E’ chiaro che gli immigrati clandestini sono per lo più delle vittime. Soprattutto sono vittime della loro ignoranza e ingenuità; infatti, cercando un futuro migliore in un qualsiasi stato europeo, consegnano a criminali spregiudicati tutti i loro risparmi, che gli consentirebbero una vita dignitosa nel proprio paese. Una volta giunti nella città di destinazione, sappiamo bene che pochissimi di loro riescono a sopravvivere in condizioni dignitose. Per la maggior parte, una volta ancora, vengono sfruttati come manodopera in nero e sottopagata e vivono in case abbandonate o occupate abusivamente. In quei pochi casi in cui possono ritornare in patria per rivedere i propri cari, spesso mentono loro, dicendo che grazie al loro viaggio, hanno trovato la fortuna e la ricchezza che cercavano e, se da un lato questo comportamento può essere giustificato, dall’altro non fa che illudere altri aspiranti immigranti.

Questa, a grandi linee, è la situazione. Mentre le forze dell’ordine e tutti coloro che operano nella Protezione Civile e nel settore sociale e del volontariato, hanno ben pochi mezzi e uomini per fronteggiare quella che ormai non può più definirsi solo un’emergenza. Il flusso migratorio aumenta quotidianamente. I governi dei paesi interessati come pensano di risolvere questo grave problema? Con la diplomazia.
Negli ultimi mesi qualcosa si muove concretamente, ma a quanto pare solo univocamente da parte dell’Italia. Di pochi giorni fa è la notizia che il governo italiano invierà delle forze di Polizia in Libia per collaborare con le autorità locali nella prevenzione e nel controllo dei traffici migratori. Questa iniziativa darà i risultati sperati?
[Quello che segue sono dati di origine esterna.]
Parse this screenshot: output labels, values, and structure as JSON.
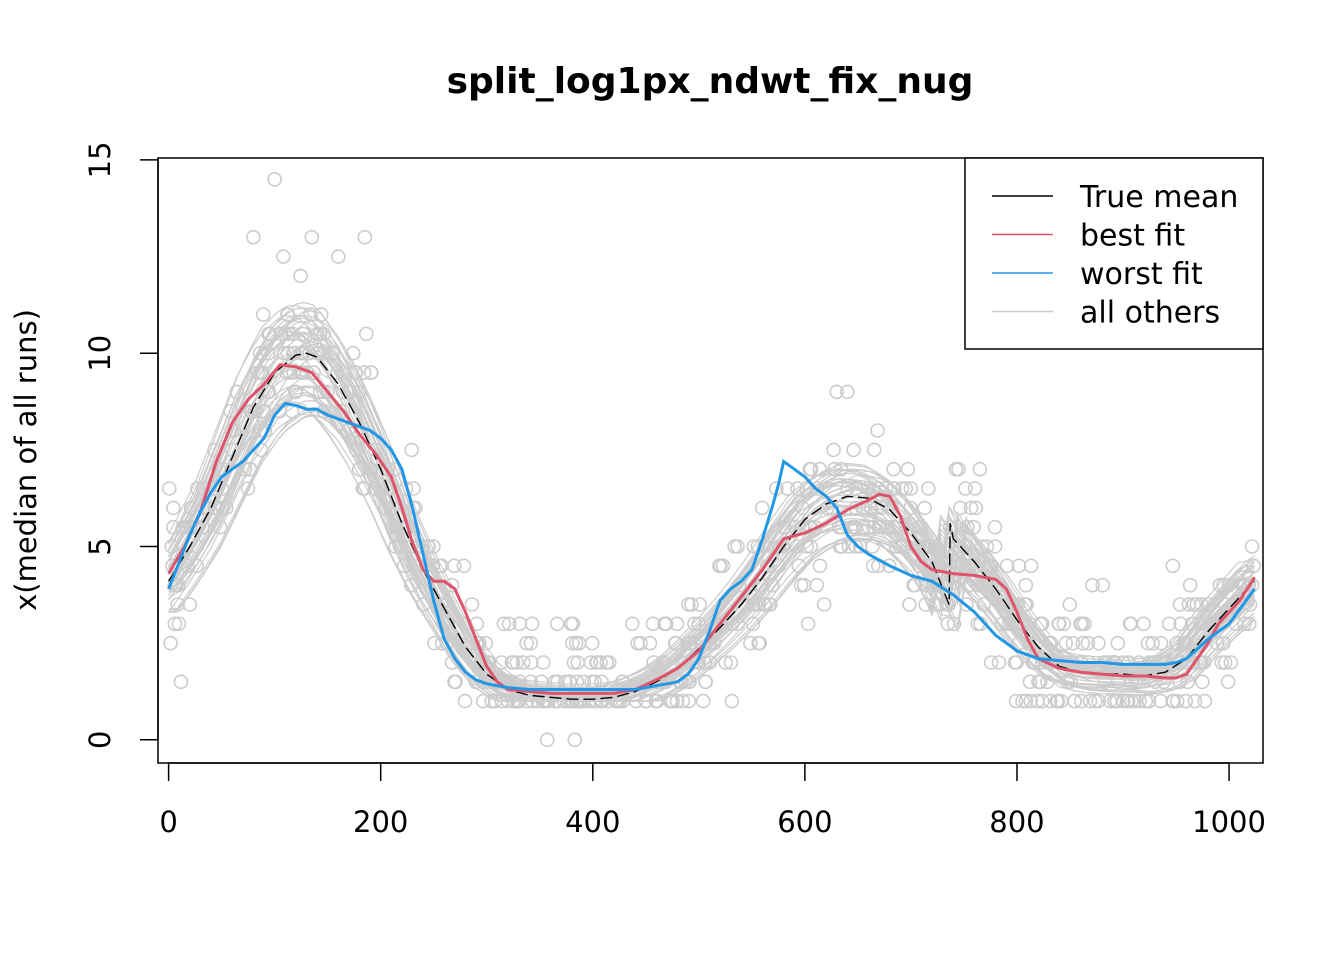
{
  "chart_data": {
    "type": "line",
    "title": "split_log1px_ndwt_fix_nug",
    "xlabel": "",
    "ylabel": "x(median of all runs)",
    "xlim": [
      -10,
      1032
    ],
    "ylim": [
      -0.6,
      15.05
    ],
    "x_ticks": [
      "0",
      "200",
      "400",
      "600",
      "800",
      "1000"
    ],
    "y_ticks": [
      "0",
      "5",
      "10",
      "15"
    ],
    "legend": {
      "position": "top-right",
      "entries": [
        {
          "label": "True mean",
          "color": "#000000"
        },
        {
          "label": "best fit",
          "color": "#DF536B"
        },
        {
          "label": "worst fit",
          "color": "#2297E6"
        },
        {
          "label": "all others",
          "color": "#CCCCCC"
        }
      ]
    },
    "series": [
      {
        "name": "True mean",
        "color": "#000000",
        "dashed": true,
        "x": [
          0,
          20,
          40,
          60,
          80,
          100,
          120,
          130,
          140,
          160,
          180,
          200,
          220,
          240,
          260,
          280,
          300,
          320,
          340,
          360,
          380,
          400,
          420,
          440,
          460,
          480,
          500,
          520,
          540,
          560,
          580,
          600,
          620,
          640,
          660,
          680,
          700,
          720,
          736,
          737,
          740,
          760,
          780,
          800,
          820,
          840,
          860,
          880,
          900,
          920,
          940,
          960,
          980,
          1000,
          1024
        ],
        "y": [
          4.1,
          5.0,
          6.0,
          7.3,
          8.6,
          9.5,
          9.95,
          10.0,
          9.9,
          9.2,
          8.2,
          7.0,
          5.6,
          4.4,
          3.4,
          2.4,
          1.7,
          1.3,
          1.15,
          1.1,
          1.05,
          1.05,
          1.1,
          1.25,
          1.5,
          1.85,
          2.35,
          2.9,
          3.5,
          4.2,
          5.0,
          5.7,
          6.1,
          6.3,
          6.25,
          5.95,
          5.35,
          4.6,
          3.5,
          5.6,
          5.2,
          4.6,
          3.9,
          3.1,
          2.4,
          1.9,
          1.75,
          1.7,
          1.7,
          1.65,
          1.75,
          2.1,
          2.8,
          3.4,
          4.1
        ]
      },
      {
        "name": "best fit",
        "color": "#DF536B",
        "dashed": false,
        "x": [
          0,
          15,
          30,
          45,
          60,
          75,
          90,
          105,
          120,
          135,
          150,
          165,
          180,
          195,
          210,
          220,
          230,
          240,
          250,
          260,
          270,
          280,
          290,
          300,
          310,
          320,
          340,
          360,
          380,
          400,
          420,
          440,
          460,
          480,
          500,
          520,
          540,
          560,
          580,
          600,
          620,
          640,
          660,
          670,
          680,
          690,
          700,
          710,
          720,
          740,
          760,
          780,
          790,
          800,
          810,
          820,
          840,
          860,
          880,
          900,
          920,
          940,
          950,
          960,
          970,
          980,
          990,
          1000,
          1010,
          1024
        ],
        "y": [
          4.3,
          5.0,
          5.9,
          7.2,
          8.2,
          8.8,
          9.2,
          9.7,
          9.65,
          9.5,
          9.0,
          8.5,
          7.9,
          7.4,
          6.8,
          6.0,
          5.1,
          4.4,
          4.1,
          4.1,
          3.9,
          3.3,
          2.6,
          1.9,
          1.5,
          1.3,
          1.25,
          1.2,
          1.2,
          1.2,
          1.2,
          1.3,
          1.55,
          1.85,
          2.3,
          3.0,
          3.7,
          4.4,
          5.2,
          5.35,
          5.6,
          5.95,
          6.2,
          6.35,
          6.3,
          5.8,
          5.0,
          4.6,
          4.4,
          4.3,
          4.25,
          4.15,
          3.9,
          3.3,
          2.6,
          2.1,
          1.85,
          1.75,
          1.7,
          1.65,
          1.65,
          1.6,
          1.6,
          1.7,
          2.1,
          2.5,
          3.0,
          3.3,
          3.6,
          4.2
        ]
      },
      {
        "name": "worst fit",
        "color": "#2297E6",
        "dashed": false,
        "x": [
          0,
          10,
          20,
          30,
          40,
          50,
          60,
          70,
          80,
          90,
          100,
          110,
          120,
          130,
          140,
          150,
          160,
          170,
          180,
          190,
          200,
          210,
          220,
          230,
          240,
          250,
          260,
          270,
          280,
          290,
          300,
          320,
          340,
          360,
          380,
          400,
          420,
          440,
          460,
          470,
          480,
          490,
          500,
          510,
          520,
          530,
          540,
          550,
          560,
          570,
          575,
          580,
          585,
          590,
          600,
          610,
          620,
          630,
          640,
          650,
          660,
          680,
          700,
          720,
          740,
          760,
          780,
          800,
          820,
          840,
          860,
          880,
          900,
          920,
          940,
          950,
          960,
          980,
          1000,
          1024
        ],
        "y": [
          3.9,
          4.6,
          5.3,
          5.9,
          6.4,
          6.8,
          7.0,
          7.2,
          7.5,
          7.8,
          8.4,
          8.7,
          8.65,
          8.55,
          8.55,
          8.4,
          8.3,
          8.2,
          8.1,
          8.0,
          7.8,
          7.5,
          7.0,
          6.0,
          4.8,
          3.6,
          2.6,
          2.1,
          1.75,
          1.55,
          1.45,
          1.35,
          1.3,
          1.3,
          1.3,
          1.3,
          1.3,
          1.3,
          1.4,
          1.45,
          1.5,
          1.7,
          2.1,
          2.8,
          3.6,
          3.9,
          4.1,
          4.4,
          5.2,
          6.1,
          6.6,
          7.2,
          7.1,
          7.0,
          6.8,
          6.5,
          6.3,
          6.0,
          5.3,
          5.0,
          4.8,
          4.5,
          4.25,
          4.1,
          3.75,
          3.3,
          2.7,
          2.3,
          2.1,
          2.05,
          2.0,
          2.0,
          1.95,
          1.95,
          1.95,
          2.0,
          2.1,
          2.6,
          3.0,
          3.9
        ]
      }
    ],
    "others_count": 48,
    "points_per_run": 120
  }
}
Di fatto manca la divulgazione della verità. Se gli stati africani o asiatici, in collaborazione con l’Unione Europea, organizzassero delle campagne di comunicazione, mirate alle zone più depresse, per dissuadere chiunque dalla decisione di emigrare, probabilmente le percentuali degli sbarchi diminuirebbero drasticamente. Inoltre, si auspicherebbe una proficua collaborazione tra Africa o Asia ed Europa per migliorare le condizioni di vita delle popolazioni più indigenti, creando in loco delle strutture lavorative in grado di offrire maggiore occupazione e, di conseguenza, ricchezza e prospettive di vita più decorose. Ovviamente, questa soluzione è stata già suggerita da parecchi anni dalle maggiori associazioni umanitarie internazionali, senza peraltro ottenere una pronta attuazione. Non è mai troppo tardi per passare dalle parole ai fatti.